Kemudian, dia menjalani masa tahanan di Penjara Sukamiskin, Bandung, selama 53 hari. Dengan datangnya balatentara Jepang, pada 31 Maret 1942 KH Zaenal Mustafa dilepaskan.
Namun, sikapnya ke Jepang tidak kurang kerasnya. Puncak dari konfrontasi itu terjadi pada Jumat, 25 Februari 1944. Peristiwa ini lebih dikenal sebagai Pertempuran Singaparna. Itulah kali pertama perlawanan terjadi terhadap pemerintah pendudukan Jepang di Jawa.
Sesudah Indonesia merdeka, kalangan santri semakin merapatkan barisan untuk membela Tanah Air. Belanda dengan sikap jemawa membonceng kekuatan militer Sekutu yang semata-mata hendak memulihkan para tawanan Perang Asia Timur Raya yang masih ada di Indonesia.
Apalagi, pada 31 Agustus 1945 tentara Belanda sengaja mengibarkan bendera kebangsaannya di depan publik Surabaya dengan dalih memperingati hari kelahiran Ratu Belanda. Hal ini kian membuat rakyatm para pemimpin serta ulama Indonesia meningkatkan kewaspadaan.
Dari titik inilah, sekali lagi, peran dunia pesantren mengemuka dalam mempertahankan Indonesia.

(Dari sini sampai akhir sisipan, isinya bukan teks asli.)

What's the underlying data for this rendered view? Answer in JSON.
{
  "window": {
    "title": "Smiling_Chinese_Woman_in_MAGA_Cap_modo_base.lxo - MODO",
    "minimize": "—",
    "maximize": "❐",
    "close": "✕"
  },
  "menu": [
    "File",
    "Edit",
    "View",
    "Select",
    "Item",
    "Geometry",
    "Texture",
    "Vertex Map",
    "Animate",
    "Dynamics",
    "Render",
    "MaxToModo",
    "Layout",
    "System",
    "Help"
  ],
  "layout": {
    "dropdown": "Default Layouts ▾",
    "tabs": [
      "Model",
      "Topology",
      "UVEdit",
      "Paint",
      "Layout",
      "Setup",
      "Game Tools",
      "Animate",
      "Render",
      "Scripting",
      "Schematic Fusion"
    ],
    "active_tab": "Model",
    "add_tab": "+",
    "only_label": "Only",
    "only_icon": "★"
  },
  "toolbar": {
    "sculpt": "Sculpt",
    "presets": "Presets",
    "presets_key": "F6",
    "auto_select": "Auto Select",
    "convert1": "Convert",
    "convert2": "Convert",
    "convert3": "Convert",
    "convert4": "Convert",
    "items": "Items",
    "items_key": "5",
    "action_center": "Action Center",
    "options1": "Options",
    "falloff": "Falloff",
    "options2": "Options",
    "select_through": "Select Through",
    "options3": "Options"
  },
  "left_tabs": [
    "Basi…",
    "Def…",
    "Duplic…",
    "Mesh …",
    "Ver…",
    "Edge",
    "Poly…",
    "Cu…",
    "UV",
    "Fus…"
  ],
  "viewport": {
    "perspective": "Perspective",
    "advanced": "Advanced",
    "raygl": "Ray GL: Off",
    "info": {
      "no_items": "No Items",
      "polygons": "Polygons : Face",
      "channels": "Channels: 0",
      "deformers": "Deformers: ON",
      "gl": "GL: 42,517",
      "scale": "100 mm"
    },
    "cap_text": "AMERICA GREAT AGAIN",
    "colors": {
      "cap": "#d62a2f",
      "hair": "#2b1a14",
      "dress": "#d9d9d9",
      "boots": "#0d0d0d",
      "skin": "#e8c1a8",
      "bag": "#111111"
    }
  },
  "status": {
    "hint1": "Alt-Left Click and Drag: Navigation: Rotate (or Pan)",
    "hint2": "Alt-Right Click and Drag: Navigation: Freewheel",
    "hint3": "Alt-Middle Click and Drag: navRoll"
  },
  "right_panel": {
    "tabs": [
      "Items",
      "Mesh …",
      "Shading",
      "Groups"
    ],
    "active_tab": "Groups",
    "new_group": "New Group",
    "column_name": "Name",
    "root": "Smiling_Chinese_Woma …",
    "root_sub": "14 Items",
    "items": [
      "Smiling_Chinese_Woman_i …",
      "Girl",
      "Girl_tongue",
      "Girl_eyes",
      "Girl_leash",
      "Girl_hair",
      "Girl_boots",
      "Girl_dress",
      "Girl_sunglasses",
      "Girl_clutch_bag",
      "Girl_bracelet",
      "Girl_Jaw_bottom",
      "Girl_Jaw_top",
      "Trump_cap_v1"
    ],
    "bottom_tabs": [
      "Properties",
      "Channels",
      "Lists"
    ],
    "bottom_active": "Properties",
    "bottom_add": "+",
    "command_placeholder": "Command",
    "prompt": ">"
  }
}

Seperti dilansir dari laman NU-Online, tokoh Nahdlatul Ulama (NU) KH Hasyim Asy’ari pada 17 September 1945 mengeluarkan Fatwa Jihad. Isinya antara lain adalah penegasan bahwa perjuangan membela Tanah Air merupakan wujud jihad fi sabilillah. Ini pula sebagai jawaban atas pertanyaan Presiden Sukarno sebelumnya yang memohon perspektif hukum Islam mengenai perjuangan mempertahankan kemerdekaan.